During the third quarter of 2023, the bank reported a Net Interest Income (NII) of €572 million, a 144 per cent YoY increase and 9 per cent higher than the previous quarter. Non-Net Interest Income (Non-NII) rose by 5 per cent YoY, covering 90 per cent of total operating expenses. The cost-to-income ratio was reduced to 31 per cent, down from 54 per cent in the prior year. The profit after tax for the first nine months of 2023 stood at €349 million, a significant improvement from the €19 million loss in the same period last year.
Earnings per share reached €0.78 for the period between January and September 30, 2023, with €0.29 in the third quarter alone. The Return on Tangible Equity (ROTE) was 24.6 per cent during the first nine months of 2023 and 25.6 per cent in the third quarter alone.
The bank maintained a liquid and resilient balance sheet, with the Non-Performing Exposure (NPE) ratio at 3.5 per cent (0.8 per cent on a net basis), down 6 percentage points YoY. NPE coverage is at 77 per cent, and the cost of risk stands at 58 basis points.

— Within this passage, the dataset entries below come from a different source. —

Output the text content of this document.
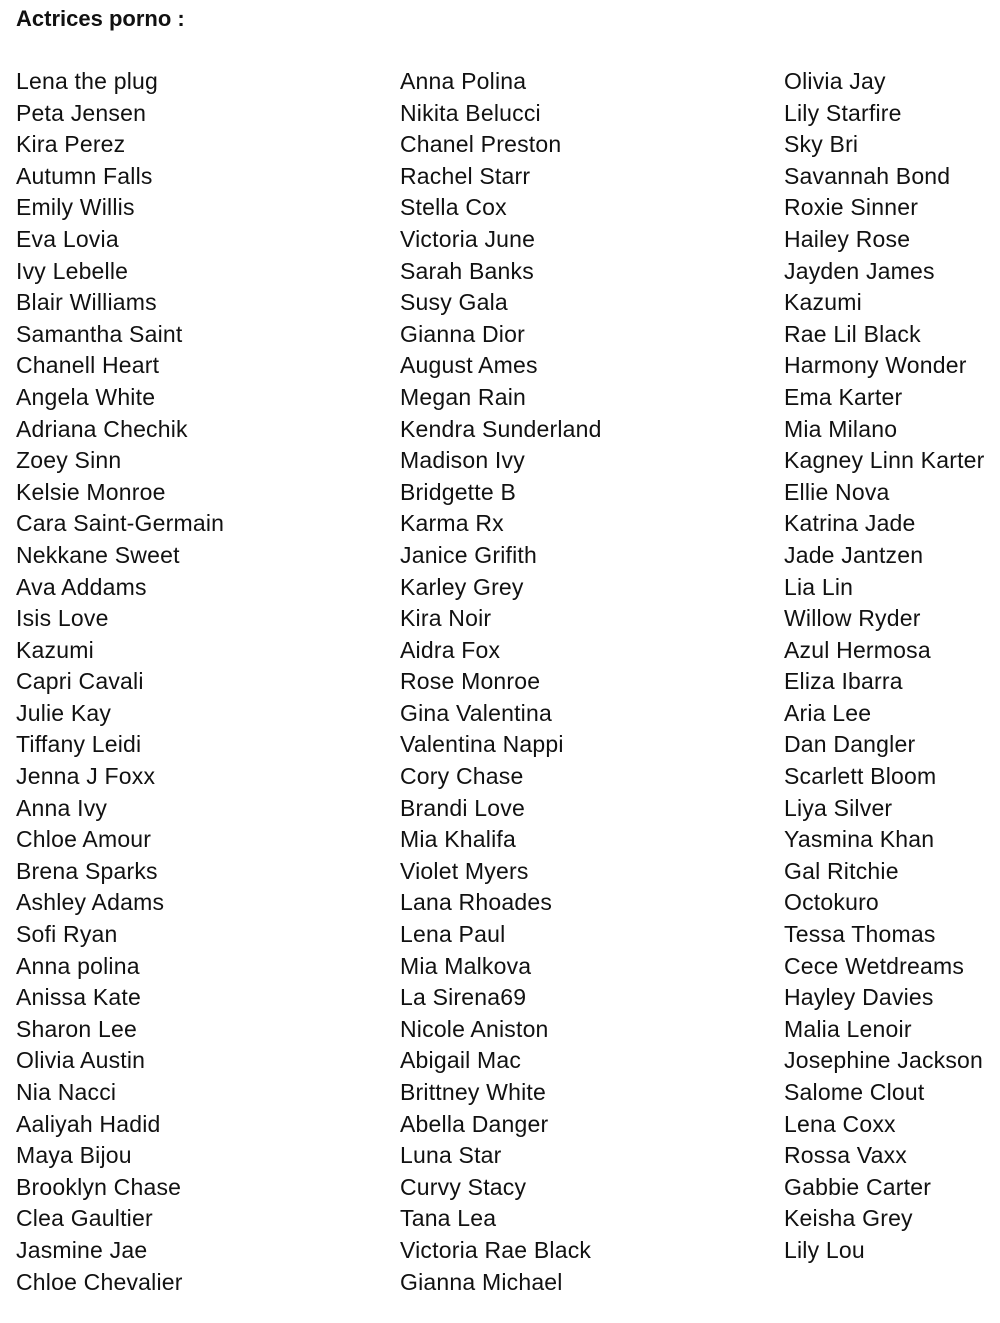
Actrices porno :
Lena the plug
Peta Jensen
Kira Perez
Autumn Falls
Emily Willis
Eva Lovia
Ivy Lebelle
Blair Williams
Samantha Saint
Chanell Heart
Angela White
Adriana Chechik
Zoey Sinn
Kelsie Monroe
Cara Saint-Germain
Nekkane Sweet
Ava Addams
Isis Love
Kazumi
Capri Cavali
Julie Kay
Tiffany Leidi
Jenna J Foxx
Anna Ivy
Chloe Amour
Brena Sparks
Ashley Adams
Sofi Ryan
Anna polina
Anissa Kate
Sharon Lee
Olivia Austin
Nia Nacci
Aaliyah Hadid
Maya Bijou
Brooklyn Chase
Clea Gaultier
Jasmine Jae
Chloe Chevalier
Anna Polina
Nikita Belucci
Chanel Preston
Rachel Starr
Stella Cox
Victoria June
Sarah Banks
Susy Gala
Gianna Dior
August Ames
Megan Rain
Kendra Sunderland
Madison Ivy
Bridgette B
Karma Rx
Janice Grifith
Karley Grey
Kira Noir
Aidra Fox
Rose Monroe
Gina Valentina
Valentina Nappi
Cory Chase
Brandi Love
Mia Khalifa
Violet Myers
Lana Rhoades
Lena Paul
Mia Malkova
La Sirena69
Nicole Aniston
Abigail Mac
Brittney White
Abella Danger
Luna Star
Curvy Stacy
Tana Lea
Victoria Rae Black
Gianna Michael
Olivia Jay
Lily Starfire
Sky Bri
Savannah Bond
Roxie Sinner
Hailey Rose
Jayden James
Kazumi
Rae Lil Black
Harmony Wonder
Ema Karter
Mia Milano
Kagney Linn Karter
Ellie Nova
Katrina Jade
Jade Jantzen
Lia Lin
Willow Ryder
Azul Hermosa
Eliza Ibarra
Aria Lee
Dan Dangler
Scarlett Bloom
Liya Silver
Yasmina Khan
Gal Ritchie
Octokuro
Tessa Thomas
Cece Wetdreams
Hayley Davies
Malia Lenoir
Josephine Jackson
Salome Clout
Lena Coxx
Rossa Vaxx
Gabbie Carter
Keisha Grey
Lily Lou
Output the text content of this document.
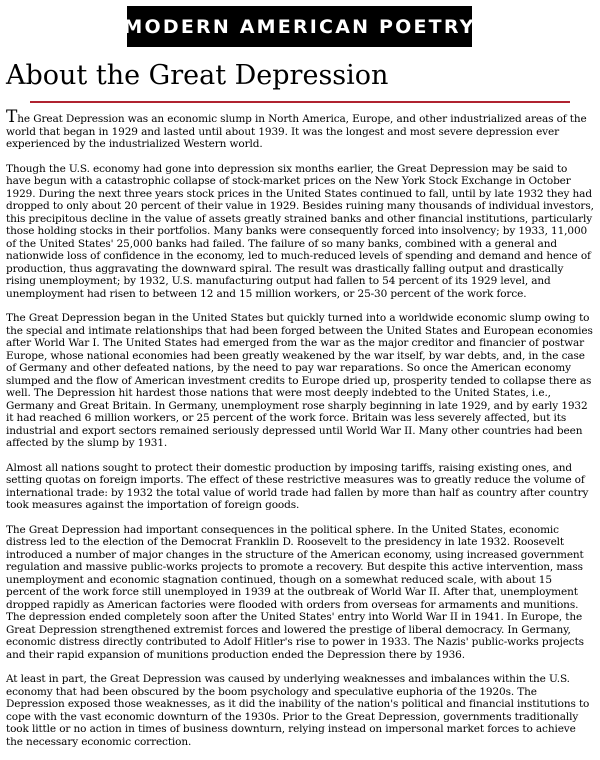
MODERN AMERICAN POETRY
About the Great Depression

The Great Depression was an economic slump in North America, Europe, and other industrialized areas of the world that began in 1929 and lasted until about 1939. It was the longest and most severe depression ever experienced by the industrialized Western world.

Though the U.S. economy had gone into depression six months earlier, the Great Depression may be said to have begun with a catastrophic collapse of stock-market prices on the New York Stock Exchange in October 1929. During the next three years stock prices in the United States continued to fall, until by late 1932 they had dropped to only about 20 percent of their value in 1929. Besides ruining many thousands of individual investors, this precipitous decline in the value of assets greatly strained banks and other financial institutions, particularly those holding stocks in their portfolios. Many banks were consequently forced into insolvency; by 1933, 11,000 of the United States' 25,000 banks had failed. The failure of so many banks, combined with a general and nationwide loss of confidence in the economy, led to much-reduced levels of spending and demand and hence of production, thus aggravating the downward spiral. The result was drastically falling output and drastically rising unemployment; by 1932, U.S. manufacturing output had fallen to 54 percent of its 1929 level, and unemployment had risen to between 12 and 15 million workers, or 25-30 percent of the work force.

The Great Depression began in the United States but quickly turned into a worldwide economic slump owing to the special and intimate relationships that had been forged between the United States and European economies after World War I. The United States had emerged from the war as the major creditor and financier of postwar Europe, whose national economies had been greatly weakened by the war itself, by war debts, and, in the case of Germany and other defeated nations, by the need to pay war reparations. So once the American economy slumped and the flow of American investment credits to Europe dried up, prosperity tended to collapse there as well. The Depression hit hardest those nations that were most deeply indebted to the United States, i.e., Germany and Great Britain. In Germany, unemployment rose sharply beginning in late 1929, and by early 1932 it had reached 6 million workers, or 25 percent of the work force. Britain was less severely affected, but its industrial and export sectors remained seriously depressed until World War II. Many other countries had been affected by the slump by 1931.

Almost all nations sought to protect their domestic production by imposing tariffs, raising existing ones, and setting quotas on foreign imports. The effect of these restrictive measures was to greatly reduce the volume of international trade: by 1932 the total value of world trade had fallen by more than half as country after country took measures against the importation of foreign goods.

The Great Depression had important consequences in the political sphere. In the United States, economic distress led to the election of the Democrat Franklin D. Roosevelt to the presidency in late 1932. Roosevelt introduced a number of major changes in the structure of the American economy, using increased government regulation and massive public-works projects to promote a recovery. But despite this active intervention, mass unemployment and economic stagnation continued, though on a somewhat reduced scale, with about 15 percent of the work force still unemployed in 1939 at the outbreak of World War II. After that, unemployment dropped rapidly as American factories were flooded with orders from overseas for armaments and munitions. The depression ended completely soon after the United States' entry into World War II in 1941. In Europe, the Great Depression strengthened extremist forces and lowered the prestige of liberal democracy. In Germany, economic distress directly contributed to Adolf Hitler's rise to power in 1933. The Nazis' public-works projects and their rapid expansion of munitions production ended the Depression there by 1936.

At least in part, the Great Depression was caused by underlying weaknesses and imbalances within the U.S. economy that had been obscured by the boom psychology and speculative euphoria of the 1920s. The Depression exposed those weaknesses, as it did the inability of the nation's political and financial institutions to cope with the vast economic downturn of the 1930s. Prior to the Great Depression, governments traditionally took little or no action in times of business downturn, relying instead on impersonal market forces to achieve the necessary economic correction.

The retail-funded deposit base is sticky at €19.3 billion, up 3 per cent YoY, and the balance sheet remains highly liquid, with €9.6 billion placed at the European Central Bank (ECB).
Nicolaou highlighted the strong economic growth in Cyprus, stating, "Against the backdrop of geopolitical developments and heightened uncertainty, the Cypriot economy is once again proving resilient with strong economic growth of 2.3 per cent in the second quarter of 2023, outpacing the Eurozone average." The bank extended approximately €1.6 billion in new loans in the first nine months of 2023, supporting the economy while maintaining prudent underwriting standards.
Despite the rising interest rate environment, new lending reached approximately €1.6 billion. The gross performing loan book remained broadly flat YoY at €9.9 billion, reflecting ongoing repayments offsetting new lending. The Bank of Cyprus demonstrated a robust capital position, with a Regulatory CET1 ratio and Total Capital ratio of 15.2 per cent and 20.4 per cent, respectively.
Nicolaou noted, "In October 2023, Moody’s upgraded the bank’s long-term deposit rating to investment grade for the first time in 12 years, confirming this new chapter of becoming a strong, diversified well-capitalised and sustainably profitable organisation." With a strong set of results in the third quarter of 2023, the group's performance is well ahead of 2023 targets, and Nicolaou expects to comfortably exceed the 2023 ROTE target of over 17 per cent. The bank continues to execute its strategy, focusing on supporting customers, delivering shareholder value, and assisting the development of the Cypriot economy.